Oil drops in price as Saudi Arabia, the world's main oil supplier, lowered its cost in an effort to prop up market demand.
"Supply is growing but the demand is falling, " commented Robert Yawger, director of energy futures at Mizuho Securities. "The economic laws of survival are being violated on both sides," he added.
The sell-off came after Saudi Arabia, the de facto leader of OPEC, cut the official price of oil for Asia and the US. However, having such a scenario, that is, reducing price to attract buyers, is never a good sign.

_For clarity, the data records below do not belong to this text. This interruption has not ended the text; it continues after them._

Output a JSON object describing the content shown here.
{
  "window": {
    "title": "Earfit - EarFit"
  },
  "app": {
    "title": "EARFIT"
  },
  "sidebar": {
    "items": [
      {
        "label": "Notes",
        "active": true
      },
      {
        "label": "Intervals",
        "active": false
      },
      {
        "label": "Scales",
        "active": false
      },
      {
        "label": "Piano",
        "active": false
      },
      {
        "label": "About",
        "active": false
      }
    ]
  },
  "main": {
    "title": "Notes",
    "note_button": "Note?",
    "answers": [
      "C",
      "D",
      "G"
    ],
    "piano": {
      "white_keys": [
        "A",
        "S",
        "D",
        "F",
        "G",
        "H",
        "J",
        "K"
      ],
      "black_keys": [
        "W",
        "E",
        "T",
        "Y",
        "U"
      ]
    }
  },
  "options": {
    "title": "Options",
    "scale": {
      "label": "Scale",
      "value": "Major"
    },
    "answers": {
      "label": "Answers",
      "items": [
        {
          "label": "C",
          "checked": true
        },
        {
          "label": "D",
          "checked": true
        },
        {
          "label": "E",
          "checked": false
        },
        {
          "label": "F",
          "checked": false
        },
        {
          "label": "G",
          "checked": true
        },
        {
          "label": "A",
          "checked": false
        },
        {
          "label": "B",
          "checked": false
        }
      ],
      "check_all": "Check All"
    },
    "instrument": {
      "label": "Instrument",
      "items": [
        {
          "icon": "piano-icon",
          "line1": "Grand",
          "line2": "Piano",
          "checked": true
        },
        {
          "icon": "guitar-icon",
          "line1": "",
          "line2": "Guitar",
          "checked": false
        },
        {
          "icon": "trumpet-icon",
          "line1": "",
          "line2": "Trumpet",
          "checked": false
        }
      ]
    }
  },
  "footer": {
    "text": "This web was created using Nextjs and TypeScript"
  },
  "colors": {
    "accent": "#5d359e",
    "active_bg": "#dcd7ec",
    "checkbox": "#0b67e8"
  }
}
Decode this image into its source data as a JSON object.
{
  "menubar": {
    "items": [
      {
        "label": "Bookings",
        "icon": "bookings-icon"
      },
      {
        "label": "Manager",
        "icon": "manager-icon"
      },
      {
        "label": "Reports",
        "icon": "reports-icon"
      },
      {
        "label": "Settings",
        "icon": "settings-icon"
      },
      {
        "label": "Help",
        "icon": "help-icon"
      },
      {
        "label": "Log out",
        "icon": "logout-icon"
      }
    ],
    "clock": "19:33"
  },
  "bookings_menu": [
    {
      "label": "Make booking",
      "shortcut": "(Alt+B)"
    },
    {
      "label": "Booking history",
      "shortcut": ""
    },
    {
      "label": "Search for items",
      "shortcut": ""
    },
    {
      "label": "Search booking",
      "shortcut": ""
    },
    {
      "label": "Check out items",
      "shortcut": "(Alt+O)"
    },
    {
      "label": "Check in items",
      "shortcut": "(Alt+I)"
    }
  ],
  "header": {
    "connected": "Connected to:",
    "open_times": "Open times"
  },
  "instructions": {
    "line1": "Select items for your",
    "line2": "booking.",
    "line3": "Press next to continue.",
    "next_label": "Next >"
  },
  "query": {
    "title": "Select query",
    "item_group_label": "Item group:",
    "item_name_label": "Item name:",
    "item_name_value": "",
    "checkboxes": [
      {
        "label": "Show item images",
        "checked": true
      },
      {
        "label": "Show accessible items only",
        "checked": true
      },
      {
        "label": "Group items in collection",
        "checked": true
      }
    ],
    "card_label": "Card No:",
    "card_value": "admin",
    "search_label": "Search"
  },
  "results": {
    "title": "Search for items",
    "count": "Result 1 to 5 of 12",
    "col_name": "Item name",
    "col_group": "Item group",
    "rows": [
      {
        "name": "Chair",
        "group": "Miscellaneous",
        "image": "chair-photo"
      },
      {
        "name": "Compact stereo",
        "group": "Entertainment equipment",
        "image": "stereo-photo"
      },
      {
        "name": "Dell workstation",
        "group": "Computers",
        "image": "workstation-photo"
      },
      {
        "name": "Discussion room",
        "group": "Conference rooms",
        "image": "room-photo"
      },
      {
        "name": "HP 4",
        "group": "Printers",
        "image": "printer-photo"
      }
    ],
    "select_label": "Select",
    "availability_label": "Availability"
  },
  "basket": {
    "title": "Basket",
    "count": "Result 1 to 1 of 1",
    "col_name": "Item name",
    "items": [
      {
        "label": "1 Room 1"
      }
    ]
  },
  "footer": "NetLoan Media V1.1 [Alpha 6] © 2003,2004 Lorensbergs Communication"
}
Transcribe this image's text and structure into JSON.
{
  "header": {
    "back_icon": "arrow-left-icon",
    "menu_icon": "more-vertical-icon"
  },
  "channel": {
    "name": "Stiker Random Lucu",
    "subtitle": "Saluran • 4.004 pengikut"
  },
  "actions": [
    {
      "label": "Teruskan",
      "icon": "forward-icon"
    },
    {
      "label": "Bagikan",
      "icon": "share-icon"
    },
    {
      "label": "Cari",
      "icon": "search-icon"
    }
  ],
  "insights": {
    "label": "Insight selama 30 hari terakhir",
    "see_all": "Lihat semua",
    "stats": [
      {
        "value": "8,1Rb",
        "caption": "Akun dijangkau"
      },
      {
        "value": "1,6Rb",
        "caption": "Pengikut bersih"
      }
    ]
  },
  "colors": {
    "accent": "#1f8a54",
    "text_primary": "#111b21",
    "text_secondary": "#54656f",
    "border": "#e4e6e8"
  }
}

"The oil industry is getting very grim as revised baselines for a return to pre-pandemic demand continue to be pushed back," said Edward Moya, senior market analyst at OANDA. "WTI will not stabilize until panic in the stock market dies down, which could mean that prices will remain at $ 30 in the next couple of weeks," he said.
In addition, investors are concerned about the deteriorating relationship between United States and China. On Monday, US President Trump said that he plans to end US' dependence on China and its industry, threatening to punish companies relocating jobs outside of the US, and preventing those that are operating in China from obtaining government contracts.
Unfortunately, these actions could further reduce the demand for oil due to reduced trading activity between economic superpowers.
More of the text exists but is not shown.